Art Kavanagh

Main pageBook reviews


Simon Campbell, The Miracle Adjuster review

Cover image

Simon Campbell’s comic style is reminiscent of, and I’ve no doubt influenced by, that of Douglas Adams. Indefatigable wordplay proceeds in tandem with the play of ideas, and the author is constantly alert to the opening up of new possibilities and enticing linguistic directions. it’s a difficult style to master, if one is to avoid losing the reader. The good news is that Campbell has his style under a high degree of control. When, on page 2, I read “I sat alone in the Bangkok Airport Hilton exercise yard”, I was immediately sure that my trust in the writing, at least, was well placed.

Campbell’s title recalls Philip K Dick’s story “The Adjustment Team” and the 2011 film very loosely based on it, “The Adjustment Bureau” but his comic novel doesn’t resemble one of Dick’s tales of a man’s struggle to avoid being deceived by his own consciousness. Instead, we’re in the universe of Torchwood. The narrator, Frank Canon, works for a shadowy organization which, according to one of its unreliable origin stories, was founded by Queen Victoria to assuage public disquiet when, inexplicably, mutton started to rain down on the English countryside. Frank’s job is to fix “continuity errors” — phenomena which don’t fit into the consensus story about the nature of the reality we live in. In the course of his work, he and his colleagues sometimes have to rely on retcon. Other techniques include bribery, blackmail, ridicule, accusations of mass hysteria and the faking of scientific results. And if none of those works, there’s always the “spontaneous combustion” of stubborn witnesses.

Having been set up by Queen Victoria (or at least by somebody) the Agency is now under the direction of the Vatican and its enforcement of a synoptic world view seems to have a religious basis. Why a uniformity of perception should matter to the Church is not a question that is convincingly answered. There’s a suggestion that, just as the church had once set itself against the idea of a heliocentric universe, it has more recently been rash enough to commit itself publicly to a particular interpretation of reality and finds itself compelled to insist on that interpretation, fearing that any hint of uncertainty may lead to rebellion.

Campbell brings in a wide range of cultural and historical reference, from Stalin, Roosevelt and Churchill (not to mention Eisenhower) at Yalta — in this version of reality not merely a photo-op but an occasion for product placement — to the Zapruder film of the Kennedy assassination. There’s also a little known codex by Leonardo da Vinci on “The Joy of Cooking”.

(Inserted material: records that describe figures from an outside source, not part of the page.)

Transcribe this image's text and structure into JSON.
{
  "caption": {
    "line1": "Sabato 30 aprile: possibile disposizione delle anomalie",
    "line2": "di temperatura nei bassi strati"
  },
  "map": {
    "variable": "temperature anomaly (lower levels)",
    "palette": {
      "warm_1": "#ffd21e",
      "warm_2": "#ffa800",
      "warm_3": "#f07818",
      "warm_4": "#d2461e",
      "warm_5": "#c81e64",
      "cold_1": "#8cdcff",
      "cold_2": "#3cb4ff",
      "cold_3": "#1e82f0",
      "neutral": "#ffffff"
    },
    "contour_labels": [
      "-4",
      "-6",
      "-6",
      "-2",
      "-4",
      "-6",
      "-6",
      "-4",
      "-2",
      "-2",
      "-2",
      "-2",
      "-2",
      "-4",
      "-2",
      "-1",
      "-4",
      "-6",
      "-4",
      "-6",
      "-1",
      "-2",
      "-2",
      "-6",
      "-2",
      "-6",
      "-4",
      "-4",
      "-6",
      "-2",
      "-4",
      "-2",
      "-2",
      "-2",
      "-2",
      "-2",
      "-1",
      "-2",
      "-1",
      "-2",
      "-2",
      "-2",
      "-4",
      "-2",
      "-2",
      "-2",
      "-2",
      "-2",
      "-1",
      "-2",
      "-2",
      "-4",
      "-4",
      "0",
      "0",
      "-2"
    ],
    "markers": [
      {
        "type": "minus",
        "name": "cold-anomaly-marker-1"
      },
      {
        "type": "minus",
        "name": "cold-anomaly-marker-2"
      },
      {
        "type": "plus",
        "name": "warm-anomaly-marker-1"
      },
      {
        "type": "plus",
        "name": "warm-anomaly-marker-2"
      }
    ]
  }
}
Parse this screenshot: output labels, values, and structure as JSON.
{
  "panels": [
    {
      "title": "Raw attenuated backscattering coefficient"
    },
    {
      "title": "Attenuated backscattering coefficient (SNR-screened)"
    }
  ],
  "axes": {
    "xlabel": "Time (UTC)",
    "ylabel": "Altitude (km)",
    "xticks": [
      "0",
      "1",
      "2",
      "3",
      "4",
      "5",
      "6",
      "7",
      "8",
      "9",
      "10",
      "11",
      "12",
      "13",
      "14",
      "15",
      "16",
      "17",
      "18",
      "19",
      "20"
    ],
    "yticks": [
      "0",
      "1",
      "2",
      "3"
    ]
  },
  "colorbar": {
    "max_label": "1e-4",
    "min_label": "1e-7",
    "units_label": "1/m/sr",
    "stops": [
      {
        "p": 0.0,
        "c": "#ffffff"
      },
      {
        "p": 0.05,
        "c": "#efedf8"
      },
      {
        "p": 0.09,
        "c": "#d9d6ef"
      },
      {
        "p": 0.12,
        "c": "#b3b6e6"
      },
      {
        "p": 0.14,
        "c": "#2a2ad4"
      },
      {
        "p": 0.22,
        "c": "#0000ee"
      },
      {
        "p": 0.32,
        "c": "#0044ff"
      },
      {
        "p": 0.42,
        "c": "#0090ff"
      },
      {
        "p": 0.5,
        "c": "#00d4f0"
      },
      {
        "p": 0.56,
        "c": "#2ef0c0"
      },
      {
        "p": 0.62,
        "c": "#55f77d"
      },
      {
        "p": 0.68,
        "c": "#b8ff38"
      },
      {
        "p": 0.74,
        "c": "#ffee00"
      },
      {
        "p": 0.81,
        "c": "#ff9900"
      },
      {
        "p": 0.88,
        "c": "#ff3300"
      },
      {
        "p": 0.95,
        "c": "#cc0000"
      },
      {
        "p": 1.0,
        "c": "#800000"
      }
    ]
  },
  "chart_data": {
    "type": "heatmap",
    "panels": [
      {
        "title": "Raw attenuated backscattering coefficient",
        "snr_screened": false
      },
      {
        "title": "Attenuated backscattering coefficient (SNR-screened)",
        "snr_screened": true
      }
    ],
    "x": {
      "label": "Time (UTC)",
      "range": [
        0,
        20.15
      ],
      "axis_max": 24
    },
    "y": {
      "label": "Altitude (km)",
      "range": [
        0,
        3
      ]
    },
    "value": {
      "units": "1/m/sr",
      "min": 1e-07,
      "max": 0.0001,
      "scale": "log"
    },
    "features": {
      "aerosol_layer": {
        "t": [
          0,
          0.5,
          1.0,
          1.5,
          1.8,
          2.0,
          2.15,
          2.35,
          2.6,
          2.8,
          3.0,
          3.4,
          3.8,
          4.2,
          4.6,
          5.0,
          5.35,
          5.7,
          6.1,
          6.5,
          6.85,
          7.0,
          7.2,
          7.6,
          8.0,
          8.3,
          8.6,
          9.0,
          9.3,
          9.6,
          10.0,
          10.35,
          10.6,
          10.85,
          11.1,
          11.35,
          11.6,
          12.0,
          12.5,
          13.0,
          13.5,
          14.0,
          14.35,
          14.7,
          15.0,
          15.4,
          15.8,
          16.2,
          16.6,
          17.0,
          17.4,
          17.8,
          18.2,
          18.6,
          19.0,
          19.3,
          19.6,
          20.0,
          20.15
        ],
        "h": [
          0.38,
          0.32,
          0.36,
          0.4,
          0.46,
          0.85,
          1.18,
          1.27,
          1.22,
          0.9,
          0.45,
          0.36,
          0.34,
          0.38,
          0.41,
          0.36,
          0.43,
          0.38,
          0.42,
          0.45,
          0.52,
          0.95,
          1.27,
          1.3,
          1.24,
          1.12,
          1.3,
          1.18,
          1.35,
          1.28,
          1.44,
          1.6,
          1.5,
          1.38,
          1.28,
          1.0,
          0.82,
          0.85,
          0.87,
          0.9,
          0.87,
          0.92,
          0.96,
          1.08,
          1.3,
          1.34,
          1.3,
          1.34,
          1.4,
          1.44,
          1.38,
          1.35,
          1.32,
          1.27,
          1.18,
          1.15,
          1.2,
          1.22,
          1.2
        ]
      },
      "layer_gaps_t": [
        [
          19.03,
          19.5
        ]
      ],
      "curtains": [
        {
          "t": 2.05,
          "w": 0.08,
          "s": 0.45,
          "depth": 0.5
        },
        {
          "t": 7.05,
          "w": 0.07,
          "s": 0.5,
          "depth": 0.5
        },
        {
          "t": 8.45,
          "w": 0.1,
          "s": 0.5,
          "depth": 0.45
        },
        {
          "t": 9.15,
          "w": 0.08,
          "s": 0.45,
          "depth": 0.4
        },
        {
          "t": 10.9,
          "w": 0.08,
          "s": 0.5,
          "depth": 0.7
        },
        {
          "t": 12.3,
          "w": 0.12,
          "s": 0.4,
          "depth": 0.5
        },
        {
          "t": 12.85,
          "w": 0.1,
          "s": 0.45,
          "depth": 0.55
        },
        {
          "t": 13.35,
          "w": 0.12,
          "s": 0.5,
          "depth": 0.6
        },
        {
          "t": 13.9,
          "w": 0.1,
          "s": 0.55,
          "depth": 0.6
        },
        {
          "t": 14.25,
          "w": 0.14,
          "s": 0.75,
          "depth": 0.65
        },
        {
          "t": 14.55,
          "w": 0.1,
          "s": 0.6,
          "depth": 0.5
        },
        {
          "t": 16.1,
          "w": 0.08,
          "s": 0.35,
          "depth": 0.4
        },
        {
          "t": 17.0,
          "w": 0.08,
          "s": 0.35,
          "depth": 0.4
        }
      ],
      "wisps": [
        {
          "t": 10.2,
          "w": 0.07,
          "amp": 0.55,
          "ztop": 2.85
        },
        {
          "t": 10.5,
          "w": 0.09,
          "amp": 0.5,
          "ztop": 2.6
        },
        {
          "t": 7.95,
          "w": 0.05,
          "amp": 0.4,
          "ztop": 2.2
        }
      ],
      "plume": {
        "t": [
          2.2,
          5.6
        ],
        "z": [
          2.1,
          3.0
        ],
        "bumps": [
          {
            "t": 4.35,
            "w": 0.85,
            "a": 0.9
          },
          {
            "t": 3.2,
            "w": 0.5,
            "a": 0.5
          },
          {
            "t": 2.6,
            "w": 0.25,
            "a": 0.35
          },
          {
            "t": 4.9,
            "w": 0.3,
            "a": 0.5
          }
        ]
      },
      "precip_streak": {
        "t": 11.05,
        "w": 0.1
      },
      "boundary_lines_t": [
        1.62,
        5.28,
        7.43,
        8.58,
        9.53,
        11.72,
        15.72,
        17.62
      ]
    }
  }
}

The book’s weakness, for me, is that there’s so little at stake. The situations Frank is sent to deal with don’t seem to amount to very much. More to the point, the story doesn’t make it clear what would be the implications if the “truth” were to become generally known, in spite of Frank’s efforts at concealment. Among the phenomena he’s dispatched to deal with are lambs which are partly vegetable (and so have roots in the ground), a Viking ship lost in an American desert and a glass jar containing a trace of diet jam, encased in prehistoric amber. What is the significance of these phenomena and why do they need to be covered up? I couldn’t say.

Douglas Adams was skilled at suggesting that the absurdity of existence doesn’t give us a licence to stop caring. 42 might not be a very impressive answer to the ultimate question but this did not stop the demolition of the Earth (though not to make way for a hyperspace bypass — that turned out to be just a cover story). Campbell doesn’t yet have Adams’s capacity for making the absurd matter. But he is funny and inventive and can write well enough to deliver the jokes consistently and keep the reader laughing and reading over 341 pages. For now, that’s enough.

Originally posted on Goodreads, 21-Nov-2016.